Second-half `comeback' gives Duke reason for optimism

JACKSONVILLE - When coach Carl Franks stepped into the Duke locker room during halftime at Alltel Stadium, he didn't have to scream, he didn't have to yell and he didn't have to slam his clipboard to get his point across.

All he had to do was point in the direction of the scoreboard.

44-0.

Eight possessions, eight scores, zero defensive stops.

It wasn't just that the Blue Devils were losing the game-everyone had expected that-it's that they were deer in the headlights of a No. 1-ranked Mac truck.

So there was no talk about a magic comeback or a way to stop Chris Wienke; it was about respect, pure and simple-from the 37,000 people on hand at the Gator Bowl, the 73 players on the other side and the head coach standing before them.

"It was gut check time," said Kevin Thompson, the fifth-year quarterback.

It wasn't the story of an overmatched team that fought the good fight and came up short, a modern-day Rudy Ruettiger in Duke blue. And it wasn't the story of the plucky underdogs turning the tide on the conference behemoth-Florida State scored a touchdown in three plays after re-entering the first string in the fourth quarter.

It was the story of a team that after three games of growing pains was finally comfortable with itself.

And it was the story of a team making adjustments and turning an embarrassment into its best offensive showing.

"We got confidence in the second half, confidence in our offense," Thompson said.

Like a microcosm of the much-hyped season that had stumbled from loss to loss, the second half was about setting new goals-Duke knew it had about the same shot of winning as it did being invited back to the Gator Bowl-and, at last, the Blue Devils started moving in the right direction.
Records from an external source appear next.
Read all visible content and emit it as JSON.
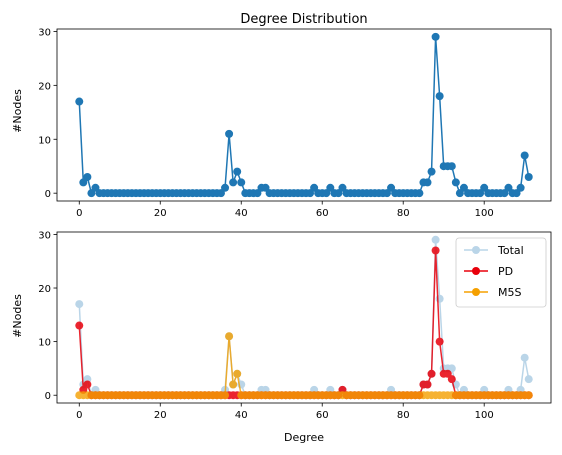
{
  "chart_data": [
    {
      "type": "line",
      "title": "Degree Distribution",
      "xlabel": "",
      "ylabel": "#Nodes",
      "xlim": [
        -5.5,
        116.5
      ],
      "ylim": [
        -1.45,
        30.45
      ],
      "xticks": [
        0,
        20,
        40,
        60,
        80,
        100
      ],
      "yticks": [
        0,
        10,
        20,
        30
      ],
      "grid": false,
      "series": [
        {
          "color": "#1f77b4",
          "marker": "circle",
          "x": [
            0,
            1,
            2,
            3,
            4,
            5,
            6,
            7,
            8,
            9,
            10,
            11,
            12,
            13,
            14,
            15,
            16,
            17,
            18,
            19,
            20,
            21,
            22,
            23,
            24,
            25,
            26,
            27,
            28,
            29,
            30,
            31,
            32,
            33,
            34,
            35,
            36,
            37,
            38,
            39,
            40,
            41,
            42,
            43,
            44,
            45,
            46,
            47,
            48,
            49,
            50,
            51,
            52,
            53,
            54,
            55,
            56,
            57,
            58,
            59,
            60,
            61,
            62,
            63,
            64,
            65,
            66,
            67,
            68,
            69,
            70,
            71,
            72,
            73,
            74,
            75,
            76,
            77,
            78,
            79,
            80,
            81,
            82,
            83,
            84,
            85,
            86,
            87,
            88,
            89,
            90,
            91,
            92,
            93,
            94,
            95,
            96,
            97,
            98,
            99,
            100,
            101,
            102,
            103,
            104,
            105,
            106,
            107,
            108,
            109,
            110,
            111
          ],
          "values": [
            17,
            2,
            3,
            0,
            1,
            0,
            0,
            0,
            0,
            0,
            0,
            0,
            0,
            0,
            0,
            0,
            0,
            0,
            0,
            0,
            0,
            0,
            0,
            0,
            0,
            0,
            0,
            0,
            0,
            0,
            0,
            0,
            0,
            0,
            0,
            0,
            1,
            11,
            2,
            4,
            2,
            0,
            0,
            0,
            0,
            1,
            1,
            0,
            0,
            0,
            0,
            0,
            0,
            0,
            0,
            0,
            0,
            0,
            1,
            0,
            0,
            0,
            1,
            0,
            0,
            1,
            0,
            0,
            0,
            0,
            0,
            0,
            0,
            0,
            0,
            0,
            0,
            1,
            0,
            0,
            0,
            0,
            0,
            0,
            0,
            2,
            2,
            4,
            29,
            18,
            5,
            5,
            5,
            2,
            0,
            1,
            0,
            0,
            0,
            0,
            1,
            0,
            0,
            0,
            0,
            0,
            1,
            0,
            0,
            1,
            7,
            3
          ]
        }
      ]
    },
    {
      "type": "line",
      "title": "",
      "xlabel": "Degree",
      "ylabel": "#Nodes",
      "xlim": [
        -5.5,
        116.5
      ],
      "ylim": [
        -1.45,
        30.45
      ],
      "xticks": [
        0,
        20,
        40,
        60,
        80,
        100
      ],
      "yticks": [
        0,
        10,
        20,
        30
      ],
      "grid": false,
      "legend_position": "top-right",
      "series": [
        {
          "name": "Total",
          "color": "#1f77b4",
          "alpha": 0.3,
          "marker": "circle",
          "x": [
            0,
            1,
            2,
            3,
            4,
            5,
            6,
            7,
            8,
            9,
            10,
            11,
            12,
            13,
            14,
            15,
            16,
            17,
            18,
            19,
            20,
            21,
            22,
            23,
            24,
            25,
            26,
            27,
            28,
            29,
            30,
            31,
            32,
            33,
            34,
            35,
            36,
            37,
            38,
            39,
            40,
            41,
            42,
            43,
            44,
            45,
            46,
            47,
            48,
            49,
            50,
            51,
            52,
            53,
            54,
            55,
            56,
            57,
            58,
            59,
            60,
            61,
            62,
            63,
            64,
            65,
            66,
            67,
            68,
            69,
            70,
            71,
            72,
            73,
            74,
            75,
            76,
            77,
            78,
            79,
            80,
            81,
            82,
            83,
            84,
            85,
            86,
            87,
            88,
            89,
            90,
            91,
            92,
            93,
            94,
            95,
            96,
            97,
            98,
            99,
            100,
            101,
            102,
            103,
            104,
            105,
            106,
            107,
            108,
            109,
            110,
            111
          ],
          "values": [
            17,
            2,
            3,
            0,
            1,
            0,
            0,
            0,
            0,
            0,
            0,
            0,
            0,
            0,
            0,
            0,
            0,
            0,
            0,
            0,
            0,
            0,
            0,
            0,
            0,
            0,
            0,
            0,
            0,
            0,
            0,
            0,
            0,
            0,
            0,
            0,
            1,
            11,
            2,
            4,
            2,
            0,
            0,
            0,
            0,
            1,
            1,
            0,
            0,
            0,
            0,
            0,
            0,
            0,
            0,
            0,
            0,
            0,
            1,
            0,
            0,
            0,
            1,
            0,
            0,
            1,
            0,
            0,
            0,
            0,
            0,
            0,
            0,
            0,
            0,
            0,
            0,
            1,
            0,
            0,
            0,
            0,
            0,
            0,
            0,
            2,
            2,
            4,
            29,
            18,
            5,
            5,
            5,
            2,
            0,
            1,
            0,
            0,
            0,
            0,
            1,
            0,
            0,
            0,
            0,
            0,
            1,
            0,
            0,
            1,
            7,
            3
          ]
        },
        {
          "name": "PD",
          "color": "#e8000b",
          "alpha": 0.85,
          "marker": "circle",
          "x": [
            0,
            1,
            2,
            3,
            4,
            5,
            6,
            7,
            8,
            9,
            10,
            11,
            12,
            13,
            14,
            15,
            16,
            17,
            18,
            19,
            20,
            21,
            22,
            23,
            24,
            25,
            26,
            27,
            28,
            29,
            30,
            31,
            32,
            33,
            34,
            35,
            36,
            37,
            38,
            39,
            40,
            41,
            42,
            43,
            44,
            45,
            46,
            47,
            48,
            49,
            50,
            51,
            52,
            53,
            54,
            55,
            56,
            57,
            58,
            59,
            60,
            61,
            62,
            63,
            64,
            65,
            66,
            67,
            68,
            69,
            70,
            71,
            72,
            73,
            74,
            75,
            76,
            77,
            78,
            79,
            80,
            81,
            82,
            83,
            84,
            85,
            86,
            87,
            88,
            89,
            90,
            91,
            92,
            93,
            94,
            95,
            96,
            97,
            98,
            99,
            100,
            101,
            102,
            103,
            104,
            105,
            106,
            107,
            108,
            109,
            110,
            111
          ],
          "values": [
            13,
            1,
            2,
            0,
            0,
            0,
            0,
            0,
            0,
            0,
            0,
            0,
            0,
            0,
            0,
            0,
            0,
            0,
            0,
            0,
            0,
            0,
            0,
            0,
            0,
            0,
            0,
            0,
            0,
            0,
            0,
            0,
            0,
            0,
            0,
            0,
            0,
            0,
            0,
            0,
            0,
            0,
            0,
            0,
            0,
            0,
            0,
            0,
            0,
            0,
            0,
            0,
            0,
            0,
            0,
            0,
            0,
            0,
            0,
            0,
            0,
            0,
            0,
            0,
            0,
            1,
            0,
            0,
            0,
            0,
            0,
            0,
            0,
            0,
            0,
            0,
            0,
            0,
            0,
            0,
            0,
            0,
            0,
            0,
            0,
            2,
            2,
            4,
            27,
            10,
            4,
            4,
            3,
            0,
            0,
            0,
            0,
            0,
            0,
            0,
            0,
            0,
            0,
            0,
            0,
            0,
            0,
            0,
            0,
            0,
            0,
            0
          ]
        },
        {
          "name": "M5S",
          "color": "#f5a000",
          "alpha": 0.8,
          "marker": "circle",
          "x": [
            0,
            1,
            2,
            3,
            4,
            5,
            6,
            7,
            8,
            9,
            10,
            11,
            12,
            13,
            14,
            15,
            16,
            17,
            18,
            19,
            20,
            21,
            22,
            23,
            24,
            25,
            26,
            27,
            28,
            29,
            30,
            31,
            32,
            33,
            34,
            35,
            36,
            37,
            38,
            39,
            40,
            41,
            42,
            43,
            44,
            45,
            46,
            47,
            48,
            49,
            50,
            51,
            52,
            53,
            54,
            55,
            56,
            57,
            58,
            59,
            60,
            61,
            62,
            63,
            64,
            65,
            66,
            67,
            68,
            69,
            70,
            71,
            72,
            73,
            74,
            75,
            76,
            77,
            78,
            79,
            80,
            81,
            82,
            83,
            84,
            85,
            86,
            87,
            88,
            89,
            90,
            91,
            92,
            93,
            94,
            95,
            96,
            97,
            98,
            99,
            100,
            101,
            102,
            103,
            104,
            105,
            106,
            107,
            108,
            109,
            110,
            111
          ],
          "values": [
            0,
            0,
            0,
            0,
            0,
            0,
            0,
            0,
            0,
            0,
            0,
            0,
            0,
            0,
            0,
            0,
            0,
            0,
            0,
            0,
            0,
            0,
            0,
            0,
            0,
            0,
            0,
            0,
            0,
            0,
            0,
            0,
            0,
            0,
            0,
            0,
            0,
            11,
            2,
            4,
            0,
            0,
            0,
            0,
            0,
            0,
            0,
            0,
            0,
            0,
            0,
            0,
            0,
            0,
            0,
            0,
            0,
            0,
            0,
            0,
            0,
            0,
            0,
            0,
            0,
            0,
            0,
            0,
            0,
            0,
            0,
            0,
            0,
            0,
            0,
            0,
            0,
            0,
            0,
            0,
            0,
            0,
            0,
            0,
            0,
            0,
            0,
            0,
            0,
            0,
            0,
            0,
            0,
            0,
            0,
            0,
            0,
            0,
            0,
            0,
            0,
            0,
            0,
            0,
            0,
            0,
            0,
            0,
            0,
            0,
            0,
            0
          ]
        }
      ]
    }
  ]
}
So for one half, there was none of the hype that surrounded the team, no premature bowl talk and no pressure. There was just football, and the Blue Devils' finally growing up.

With second-string quarterback Marcus Outzen at the helm to start the second half, Duke shut down the Seminoles' battering ram of an offense. The Blue Devils gave up just a single first down on Florida State's first drive, and even that came courtesy of a freelance running display by Outzen after twice being flushed out of the pocket.

The two teams traded punts as the Blue Devils notched their first and second defensive stops of the game. Then a Ronnie Hamilton pick set up the Blue Devils' first score of the game, a 46-yard field goal by Sims Lenhardt.

And then it all changed.

"Everything was clicking," said Thompson, who would soon be responsible for both of Duke's touchdowns. "We didn't make the mistakes we had made in the first half and earlier in the year."

Franks' run-to-pass playcalling ratio moved more toward the middle, and, in turn, the offensive line kept Florida State's defense off the Blue Devil quarterback, a position that in the first three games required a swap of jersey number for bullseye.

Previously little-used fullback Devin Pierce became a player in the offensive scheme, helping on blocking assignments while catching a pair of balls out of the backfield. Receiving routes were crisper, and the deluge of underthrown balls and misread defenses slowed to a stop.

Defensively, Darius Clark led a secondary that had played under a downpour of yellow flags in the first half (five pass interference penalties). The same defense began reading the Florida State quarterback-du-jour with ease. Three Seminole quarterbacks resulted in three second-half picks.

In short, it was Duke doing what Duke was billed to do three weeks ago.

And suddenly, for whatever bar room anecdote it might prove useful for years down the road, the hapless Blue Devils had shut out the nation's top-ranked team for one quarter, 13-0.

Another Lenhardt field goal and a well-timed touchdown pass from Thompson to Richmond Flowers would give the Blue Devils a statistically useless but all important 23-7 second-half victory.

"It was definitely a step forward," Thompson said "We knew what we could do, and we knew what they we do. We just had to get it done."

Granted, the Seminole first-string offense scored upon its re-appearance in the fourth quarter, as Ron Dugans burned Eric Jones in man-coverage for an 84 yard touchdown strike. But maybe you can forgive the Blue Devils if 23-7 is what they remember more than 51-23.

And for Kevin Thompson, who thought his Duke career had ended a year ago and who had suffered through the five-year roller coaster ride of a career backup, the Blue Devils had finally gotten a little respect.

The only question that remains to be answered is just what the going rate is for respect in the ACC.